When it comes to progress for gender equity, particularly in women’s health, Ms Penty wants ovarian cancer patients to know: “There’s always hope and, more than that, there’s action.”

“If [you] can’t rise [one] day, or get out of bed, or are feeling distressed, just know that there are people– who not only care– but are doing something really valuable and important about [ovarian cancer research].”

At the OCRF, the team is growing awareness and momentum around the cause, with Ms Penty saying they’re about to announce the largest grant round in the organisation’s history because of their ability to raise awareness and funds at an unprecedented level, in recent times. 

In 2024, OCRF distributed $2.4 million to ovarian cancer research, supporting 22 projects across the country.

“I don’t think we talk enough about investing in medical research for women’s diseases. While women’s health is becoming a focus for government – as it should be – 1 in 3 women with a gynaecological cancer will be alive in ten years’ time. So, it is woefully overlooked for funding and attention,” says Ms Penty, adding that a priority for OCRF is to be a strong voice for women in our community. 

“This is at every step of the patient journey, really,” she says, noting this includes how women are treated in the GP office right through to clinical trials, post-operative care and beyond.
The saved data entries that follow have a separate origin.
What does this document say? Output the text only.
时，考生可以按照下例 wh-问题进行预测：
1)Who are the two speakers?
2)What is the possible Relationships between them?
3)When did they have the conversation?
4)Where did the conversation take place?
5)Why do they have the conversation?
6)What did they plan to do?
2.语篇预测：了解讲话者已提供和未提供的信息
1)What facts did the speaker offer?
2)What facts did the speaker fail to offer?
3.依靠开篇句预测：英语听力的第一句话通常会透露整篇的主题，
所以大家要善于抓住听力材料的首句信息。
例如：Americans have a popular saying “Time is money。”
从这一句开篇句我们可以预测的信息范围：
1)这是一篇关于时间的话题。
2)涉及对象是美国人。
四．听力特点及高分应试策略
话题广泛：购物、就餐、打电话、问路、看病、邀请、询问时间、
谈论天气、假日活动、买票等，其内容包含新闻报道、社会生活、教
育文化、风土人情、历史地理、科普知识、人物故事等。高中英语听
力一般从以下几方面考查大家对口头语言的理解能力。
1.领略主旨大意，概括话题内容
“There’s a growing alliance of organisations in Australia and globally that the OCRF is collaborating very closely with to address these fault lines in discovery research, care and knowledge-sharing, so these women can have a healthy vital future. These kinds of collaborations are long overdue, so now is the time.”

The Ovarian Cancer Research Foundation (OCRF) is Australia’s leading independent funder of ovarian cancer research, dedicated to transforming outcomes for the most lethal women’s cancer. In Australia, less than 50 per cent of women and girls diagnosed with ovarian cancer will survive more than five years.

The OCRF is rewriting this story and accelerating progress by increasing awareness, advocating for greater investment and equity, collaborating nationally and internationally, and strategically funding high impact medical research.